PAOLA ANDREA VELASCO

20/05/2012

Quiero que mi vida, mi corazón, todo mi ser le pertenezca sólo a Él; deseo que Jesús, poco a poco, me vaya configurando con Él

  • Andrea Paola Velasco

Mi corazón se siente lleno de gozo al contemplar toda la bondad y la gracia que Dios ha derramado sobre mí. Él tomó la iniciativa y me invitó a pasar unos días en intimidad; durante el encuentro fue revelándome su infinito amor y su misericordia, haciéndome sentir también que siempre camina junto a mí y que me ama inmensamente.

En esta intimidad del corazón, Jesús fijó de nuevo su mirada en mí y me dijo: "Sígueme" y yo, consciente de mi debilidad, pero también con la certeza de que Él es mi fuerza, guía y protector, le respondo nuevamente que Aquí estoy, que seguiré sus pasos y que me entrego a Él con el deseo profundo de amarlo en fidelidad hasta el último de mis días. Quiero que mi vida, mi corazón, todo mi ser le pertenezca sólo a Él; deseo que Jesús, poco a poco, me vaya configurando con Él y haciendo más digna de haber sido elegida por su amor.

Es imposible intentar sintetizar todo lo que durante este tiempo he vivido y experimentado; sólo quiero decir que "el Señor ha estado grande conmigo" y me ha dado muchos motivos para estar totalmente feliz. No sólo me a llamado a seguirle y estar con Él, sino que me ha puesto en el seno de una familia religiosa que me ha acogido; el Señor me ha regalado una comunidad, unas Hermanas concretas con quien caminar y junto a las cuales me invita a cumplir una misión: ser transparencia de su amor misericordioso, aliviando el dolor y sembrando la paz en el corazón de los que sufren al estilo de María Gay.

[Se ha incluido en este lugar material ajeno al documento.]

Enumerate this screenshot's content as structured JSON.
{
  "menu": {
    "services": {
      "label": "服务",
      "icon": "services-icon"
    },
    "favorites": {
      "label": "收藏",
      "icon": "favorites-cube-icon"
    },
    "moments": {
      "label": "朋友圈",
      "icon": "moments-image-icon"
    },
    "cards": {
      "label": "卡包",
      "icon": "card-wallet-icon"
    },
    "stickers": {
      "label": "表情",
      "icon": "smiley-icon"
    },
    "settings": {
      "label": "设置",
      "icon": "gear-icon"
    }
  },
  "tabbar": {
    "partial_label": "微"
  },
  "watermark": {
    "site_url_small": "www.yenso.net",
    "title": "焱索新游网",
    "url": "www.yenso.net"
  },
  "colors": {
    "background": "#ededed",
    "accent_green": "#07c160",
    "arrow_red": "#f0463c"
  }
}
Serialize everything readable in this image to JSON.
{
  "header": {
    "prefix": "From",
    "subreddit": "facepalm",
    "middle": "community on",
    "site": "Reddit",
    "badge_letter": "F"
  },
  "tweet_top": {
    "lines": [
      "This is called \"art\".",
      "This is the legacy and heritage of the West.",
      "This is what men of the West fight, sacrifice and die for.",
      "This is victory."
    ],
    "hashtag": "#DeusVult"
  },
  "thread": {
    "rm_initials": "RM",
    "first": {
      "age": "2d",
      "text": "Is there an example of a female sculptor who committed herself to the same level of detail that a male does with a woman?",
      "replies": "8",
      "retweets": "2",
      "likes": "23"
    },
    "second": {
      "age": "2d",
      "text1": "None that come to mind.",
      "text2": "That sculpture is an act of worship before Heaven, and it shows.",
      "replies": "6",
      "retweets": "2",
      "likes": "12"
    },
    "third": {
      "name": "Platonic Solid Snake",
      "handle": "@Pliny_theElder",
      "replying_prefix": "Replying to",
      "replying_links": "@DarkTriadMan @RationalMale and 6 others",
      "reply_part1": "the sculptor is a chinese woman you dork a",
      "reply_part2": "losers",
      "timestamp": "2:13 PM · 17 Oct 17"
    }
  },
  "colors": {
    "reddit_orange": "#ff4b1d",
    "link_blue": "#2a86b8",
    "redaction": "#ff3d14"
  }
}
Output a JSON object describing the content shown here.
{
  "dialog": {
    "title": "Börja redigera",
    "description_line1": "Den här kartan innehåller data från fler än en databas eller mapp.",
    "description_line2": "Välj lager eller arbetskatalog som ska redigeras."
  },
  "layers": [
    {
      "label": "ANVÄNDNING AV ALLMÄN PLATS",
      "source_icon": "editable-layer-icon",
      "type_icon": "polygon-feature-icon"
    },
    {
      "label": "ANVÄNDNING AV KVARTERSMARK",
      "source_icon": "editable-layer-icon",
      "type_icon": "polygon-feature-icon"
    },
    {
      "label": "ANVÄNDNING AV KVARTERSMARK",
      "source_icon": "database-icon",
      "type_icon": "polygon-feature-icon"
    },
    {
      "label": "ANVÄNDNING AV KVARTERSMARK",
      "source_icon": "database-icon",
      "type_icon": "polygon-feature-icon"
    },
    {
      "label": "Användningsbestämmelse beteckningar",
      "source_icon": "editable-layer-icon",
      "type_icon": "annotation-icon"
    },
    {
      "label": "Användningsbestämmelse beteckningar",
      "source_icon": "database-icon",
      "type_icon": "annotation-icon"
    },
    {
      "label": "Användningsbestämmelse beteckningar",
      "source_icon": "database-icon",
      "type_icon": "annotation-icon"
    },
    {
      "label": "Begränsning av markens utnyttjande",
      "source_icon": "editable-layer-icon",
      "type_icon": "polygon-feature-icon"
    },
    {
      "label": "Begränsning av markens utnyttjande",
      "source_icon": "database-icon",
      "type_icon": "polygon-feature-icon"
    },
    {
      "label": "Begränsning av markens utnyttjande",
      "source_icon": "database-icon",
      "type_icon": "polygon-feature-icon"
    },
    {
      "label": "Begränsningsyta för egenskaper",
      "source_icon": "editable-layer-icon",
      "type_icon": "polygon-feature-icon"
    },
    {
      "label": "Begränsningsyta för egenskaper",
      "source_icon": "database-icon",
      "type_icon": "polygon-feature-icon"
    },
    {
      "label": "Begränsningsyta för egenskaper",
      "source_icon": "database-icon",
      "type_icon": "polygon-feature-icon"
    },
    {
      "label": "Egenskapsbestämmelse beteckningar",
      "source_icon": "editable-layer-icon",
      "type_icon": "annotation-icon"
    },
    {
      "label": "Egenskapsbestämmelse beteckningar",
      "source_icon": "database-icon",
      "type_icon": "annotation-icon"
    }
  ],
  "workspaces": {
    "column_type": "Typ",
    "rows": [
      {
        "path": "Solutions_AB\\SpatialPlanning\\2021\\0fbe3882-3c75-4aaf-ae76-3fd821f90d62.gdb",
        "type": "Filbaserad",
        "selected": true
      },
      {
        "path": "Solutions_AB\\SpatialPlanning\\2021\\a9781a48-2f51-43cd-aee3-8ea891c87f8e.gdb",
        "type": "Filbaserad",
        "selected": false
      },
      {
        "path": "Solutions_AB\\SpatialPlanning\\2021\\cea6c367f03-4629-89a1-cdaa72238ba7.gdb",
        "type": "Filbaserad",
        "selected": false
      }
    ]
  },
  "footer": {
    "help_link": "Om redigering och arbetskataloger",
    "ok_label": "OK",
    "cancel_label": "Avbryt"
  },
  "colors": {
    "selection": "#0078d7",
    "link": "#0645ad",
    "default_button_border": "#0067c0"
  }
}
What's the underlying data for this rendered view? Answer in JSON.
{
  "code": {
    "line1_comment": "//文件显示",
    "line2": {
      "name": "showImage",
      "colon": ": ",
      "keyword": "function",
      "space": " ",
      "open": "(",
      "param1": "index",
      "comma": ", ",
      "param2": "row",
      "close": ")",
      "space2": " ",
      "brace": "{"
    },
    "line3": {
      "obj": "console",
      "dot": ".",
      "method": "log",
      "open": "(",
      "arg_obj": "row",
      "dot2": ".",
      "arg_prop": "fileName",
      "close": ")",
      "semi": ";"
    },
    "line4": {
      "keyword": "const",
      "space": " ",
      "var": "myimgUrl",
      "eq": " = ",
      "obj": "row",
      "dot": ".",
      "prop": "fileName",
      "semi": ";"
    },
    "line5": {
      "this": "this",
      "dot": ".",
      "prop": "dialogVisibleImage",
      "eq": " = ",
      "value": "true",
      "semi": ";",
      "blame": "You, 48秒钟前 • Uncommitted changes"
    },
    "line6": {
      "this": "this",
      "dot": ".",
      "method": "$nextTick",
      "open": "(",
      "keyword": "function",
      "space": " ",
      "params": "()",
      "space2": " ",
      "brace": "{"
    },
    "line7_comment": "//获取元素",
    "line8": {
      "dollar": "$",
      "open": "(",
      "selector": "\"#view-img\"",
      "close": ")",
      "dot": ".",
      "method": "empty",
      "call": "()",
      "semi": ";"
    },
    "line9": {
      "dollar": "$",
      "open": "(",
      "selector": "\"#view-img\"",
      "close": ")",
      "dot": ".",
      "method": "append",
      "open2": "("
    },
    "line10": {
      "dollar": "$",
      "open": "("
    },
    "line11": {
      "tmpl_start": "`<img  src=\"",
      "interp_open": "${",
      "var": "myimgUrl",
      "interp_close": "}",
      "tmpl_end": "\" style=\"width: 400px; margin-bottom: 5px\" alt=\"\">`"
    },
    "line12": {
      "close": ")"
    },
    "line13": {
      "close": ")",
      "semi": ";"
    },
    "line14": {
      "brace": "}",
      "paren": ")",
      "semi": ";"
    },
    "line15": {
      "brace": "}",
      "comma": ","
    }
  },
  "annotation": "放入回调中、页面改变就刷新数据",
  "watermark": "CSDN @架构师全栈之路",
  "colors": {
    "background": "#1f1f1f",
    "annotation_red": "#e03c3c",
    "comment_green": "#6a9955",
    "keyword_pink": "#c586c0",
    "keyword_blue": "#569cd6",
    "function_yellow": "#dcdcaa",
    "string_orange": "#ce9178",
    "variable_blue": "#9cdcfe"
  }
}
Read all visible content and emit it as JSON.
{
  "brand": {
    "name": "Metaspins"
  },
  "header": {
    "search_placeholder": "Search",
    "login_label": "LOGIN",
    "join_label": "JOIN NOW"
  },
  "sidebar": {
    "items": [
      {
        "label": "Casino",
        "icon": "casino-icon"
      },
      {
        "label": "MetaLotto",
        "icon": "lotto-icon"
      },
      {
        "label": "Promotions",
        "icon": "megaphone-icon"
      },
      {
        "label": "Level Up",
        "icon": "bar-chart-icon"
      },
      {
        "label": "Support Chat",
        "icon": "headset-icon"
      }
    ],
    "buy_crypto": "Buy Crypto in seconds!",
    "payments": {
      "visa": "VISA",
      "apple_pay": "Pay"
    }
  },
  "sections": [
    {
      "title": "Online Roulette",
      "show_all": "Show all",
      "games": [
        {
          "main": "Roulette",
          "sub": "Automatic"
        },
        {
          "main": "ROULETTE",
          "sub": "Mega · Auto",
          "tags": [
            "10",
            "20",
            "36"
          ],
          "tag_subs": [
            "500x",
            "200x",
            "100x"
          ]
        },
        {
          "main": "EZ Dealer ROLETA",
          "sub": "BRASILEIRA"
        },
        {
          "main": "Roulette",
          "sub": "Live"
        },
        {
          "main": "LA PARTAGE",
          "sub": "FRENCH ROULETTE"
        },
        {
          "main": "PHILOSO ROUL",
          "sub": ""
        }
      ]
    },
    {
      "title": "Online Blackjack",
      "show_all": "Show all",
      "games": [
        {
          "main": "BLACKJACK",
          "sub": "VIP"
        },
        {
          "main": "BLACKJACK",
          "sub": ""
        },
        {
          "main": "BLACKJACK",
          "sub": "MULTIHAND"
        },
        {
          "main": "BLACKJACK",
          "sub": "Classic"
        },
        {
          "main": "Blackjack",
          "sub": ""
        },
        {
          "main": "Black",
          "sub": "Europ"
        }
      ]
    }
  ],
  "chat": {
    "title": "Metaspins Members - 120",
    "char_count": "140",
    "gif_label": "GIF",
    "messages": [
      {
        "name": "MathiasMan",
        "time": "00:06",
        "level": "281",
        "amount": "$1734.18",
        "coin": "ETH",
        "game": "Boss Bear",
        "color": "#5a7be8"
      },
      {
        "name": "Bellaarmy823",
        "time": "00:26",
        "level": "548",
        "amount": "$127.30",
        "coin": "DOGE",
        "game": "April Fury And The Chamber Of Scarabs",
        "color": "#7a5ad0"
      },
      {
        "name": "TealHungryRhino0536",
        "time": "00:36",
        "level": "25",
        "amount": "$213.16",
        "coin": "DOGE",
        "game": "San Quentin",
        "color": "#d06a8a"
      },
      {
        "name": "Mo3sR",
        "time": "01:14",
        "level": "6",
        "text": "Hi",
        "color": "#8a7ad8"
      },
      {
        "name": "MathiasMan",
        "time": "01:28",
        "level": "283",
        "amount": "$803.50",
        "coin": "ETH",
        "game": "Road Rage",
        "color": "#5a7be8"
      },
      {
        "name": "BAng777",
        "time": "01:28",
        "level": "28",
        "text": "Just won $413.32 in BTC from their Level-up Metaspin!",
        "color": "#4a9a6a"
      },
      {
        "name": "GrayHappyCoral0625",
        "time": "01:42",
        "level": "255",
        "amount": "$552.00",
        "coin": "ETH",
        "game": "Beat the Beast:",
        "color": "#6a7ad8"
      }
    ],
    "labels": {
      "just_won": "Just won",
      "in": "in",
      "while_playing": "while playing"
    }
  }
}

Jesús fue haciendo su obra, colmando mi corazón con su amor y a la vez, cada una de las Hermanas con las que tuve la gracia de compartir, fueron esos testigos fehacientes de que la vida consagrada a Jesús plenifica y nos hace felices; cada una de ellas con su cercanía, acogida y alegría, sin necesidad de muchas palabras me han ratificado la afirmación de ss. Benedicto XVI "quien deja entrar a Cristo no pierde nada..." y yo estoy convencida de que es así, pues al contrario, cuando dejamos entrar a Cristo en nuestro corazón ganamos todo, ganamos un amor que no se agota sino que se expande como el buen perfume y ganamos la vida, porque Él es la VIDA.

Doy gracias infinitas a Dios por mi Instituto, que me ha permitido esta experiencia; para mí ha sido una riqueza muy grande el haber podido realizar esta etapa previa a mi consagración perpetua en las tierras de la Madre; el ver la historia ya no en los libros, sino palpable en la realidad, el pisar esos caminos santos sobre los que se fue forjando la vida del Instituto, es algo invaluable que me llevó al mismo tiempo a afianzar mi sentido de pertenencia como Religiosa de San José de Gerona. Con el deseo de ser coherente al estilo de vida por el cual opté, me pongo una vez más en manos de quien me ama y conoce profundamente, JESÚS, y le pido me ayude a estar siempre abierta a su gracia para poder ser prolongación de su amor.

Agradezco a todas las Hermanas del Instituto por sus oraciones y cercanía; de manera especial a las Hermanas que conforman la comunidad de Solius y Hna. María Martínez, quienes durante todos estos días nos han acompañado, siendo para nosotras ejemplo de disponibilidad, servicio y entrega. Hermanas, ¡GRACIAS por su dedicación, amor y generosidad!